Colorazione periodica acido-Schiff delle cellule: una tecnica in vitro per rilevare i livelli di glicogeno nelle cellule mononucleate del sangue periferico

Le cellule mononucleate del sangue periferico, o PBMC, sono cellule del sangue circolatorie con nuclei singoli e grandi, comprendenti linfociti B e T, cellule natural killer, monociti e cellule dendritiche. Le PBMC immagazzinano il glucosio in eccesso in forma polimerica come glicogeno - un polisaccaride ramificato - nel loro citoplasma.

Per rilevare la presenza di glicogeno nelle PBMC, preparare uno striscio uniforme di PBMC isolate su un vetrino. Trattare le cellule con formalina, una soluzione fissativa che lega in modo incrociato le biomolecole cellulari, preservando l'integrità strutturale delle PBMC.

Immergere parzialmente il vetrino in una soluzione di amilasi. Questo enzima entra nelle cellule e idrolizza il glicogeno nelle cellule trattate. Ciò si traduce in due distinte popolazioni cellulari: cellule ricche di glicogeno trattate con enzimi, carenti di glicogeno e non trattate con amilasi.

Sovrapponili con una soluzione acida periodica che converte ossidativamente i gruppi ossidrilici delle molecole di glicogeno in aldeidi.

Sciacquare il vetrino in acqua per arrestare la reazione di ossidazione e rimuovere l'eccesso di acido periodico.
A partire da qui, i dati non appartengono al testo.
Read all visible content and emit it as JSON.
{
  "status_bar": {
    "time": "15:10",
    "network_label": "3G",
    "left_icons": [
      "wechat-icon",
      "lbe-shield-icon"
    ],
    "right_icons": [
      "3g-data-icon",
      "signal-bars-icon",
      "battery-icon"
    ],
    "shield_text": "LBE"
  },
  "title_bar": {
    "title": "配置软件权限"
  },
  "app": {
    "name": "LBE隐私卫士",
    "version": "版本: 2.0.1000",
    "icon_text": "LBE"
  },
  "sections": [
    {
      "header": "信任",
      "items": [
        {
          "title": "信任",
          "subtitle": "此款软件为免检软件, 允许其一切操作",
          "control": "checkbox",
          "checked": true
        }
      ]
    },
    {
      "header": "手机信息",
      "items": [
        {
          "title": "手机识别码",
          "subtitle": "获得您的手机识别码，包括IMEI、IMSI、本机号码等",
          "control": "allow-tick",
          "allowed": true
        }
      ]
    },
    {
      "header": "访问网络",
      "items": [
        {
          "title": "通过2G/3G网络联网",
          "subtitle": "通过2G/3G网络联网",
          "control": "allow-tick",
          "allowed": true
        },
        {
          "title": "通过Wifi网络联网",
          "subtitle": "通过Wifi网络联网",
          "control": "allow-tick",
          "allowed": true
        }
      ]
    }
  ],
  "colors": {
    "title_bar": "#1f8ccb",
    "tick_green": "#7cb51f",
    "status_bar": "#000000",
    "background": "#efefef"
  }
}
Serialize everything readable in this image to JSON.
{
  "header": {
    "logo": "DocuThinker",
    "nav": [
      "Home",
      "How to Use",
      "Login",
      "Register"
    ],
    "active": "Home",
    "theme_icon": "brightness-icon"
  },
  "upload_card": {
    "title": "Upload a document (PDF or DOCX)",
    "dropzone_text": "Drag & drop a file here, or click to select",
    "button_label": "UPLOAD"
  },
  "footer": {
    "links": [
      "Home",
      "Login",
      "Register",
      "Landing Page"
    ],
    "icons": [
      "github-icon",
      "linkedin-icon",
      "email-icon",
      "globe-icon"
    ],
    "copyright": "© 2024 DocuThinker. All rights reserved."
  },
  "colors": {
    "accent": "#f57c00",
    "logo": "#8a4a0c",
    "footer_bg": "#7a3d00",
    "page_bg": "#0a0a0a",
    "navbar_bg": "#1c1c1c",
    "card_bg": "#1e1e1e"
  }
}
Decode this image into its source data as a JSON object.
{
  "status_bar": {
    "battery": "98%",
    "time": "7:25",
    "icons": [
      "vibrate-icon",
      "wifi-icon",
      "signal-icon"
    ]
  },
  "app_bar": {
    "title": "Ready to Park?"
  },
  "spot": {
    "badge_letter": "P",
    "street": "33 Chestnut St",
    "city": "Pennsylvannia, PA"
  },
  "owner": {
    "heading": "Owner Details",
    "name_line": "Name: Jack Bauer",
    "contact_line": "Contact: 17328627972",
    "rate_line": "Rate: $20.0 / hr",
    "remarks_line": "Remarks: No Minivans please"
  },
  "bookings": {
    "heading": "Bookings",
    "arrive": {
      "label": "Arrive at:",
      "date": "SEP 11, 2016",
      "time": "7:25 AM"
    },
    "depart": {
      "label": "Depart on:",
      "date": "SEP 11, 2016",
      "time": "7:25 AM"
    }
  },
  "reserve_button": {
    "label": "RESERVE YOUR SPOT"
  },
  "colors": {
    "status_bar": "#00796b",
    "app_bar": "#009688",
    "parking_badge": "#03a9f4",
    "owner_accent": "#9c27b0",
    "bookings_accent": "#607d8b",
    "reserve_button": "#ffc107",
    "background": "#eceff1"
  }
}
Trattare il vetrino con il reagente Schiff, che reagisce con i gruppi aldeidici del glicogeno periodico trattato con acido, generando un complesso insolubile di colore magenta.

Applicare i mezzi di montaggio per trattenere le celle durante l'imaging. Posizionare un vetrino coprioggetti per distribuire il supporto di montaggio su tutta la superficie del vetrino per una migliore visualizzazione. Immagina le cellule colorate.

Le cellule non trattate con amilasi contengono granuli di glicogeno magenta, assenti nelle cellule trattate con enzimi.

In questo passaggio, posizionare il vetrino su una superficie piana. Applicare 2 millilitri di soluzione di acido periodico sul campione e incubare per 5 minuti a temperatura ambiente. Quindi, sciacquare più volte il vetrino con acqua distillata. Applicare 2 millilitri di reagente di Schiff sul vetrino e incubare a temperatura ambiente per 15 minuti.

Successivamente, lavare il vetrino con acqua distillata per 5 minuti, quindi lasciarlo asciugare all'aria. Quindi, applicare 100 microlitri di supporto di montaggio sul vetrino e coprirlo con un vetrino coprioggetti grande, oppure applicare 50 microlitri e utilizzare due piccoli vetrini coprioggetti. Successivamente, applica lo smalto trasparente sui bordi del vetrino coprioggetti. Lasciateli asciugare per una notte.

Quindi, ottenere immagini con il microscopio a luce binoculare utilizzando l'obiettivo 100X.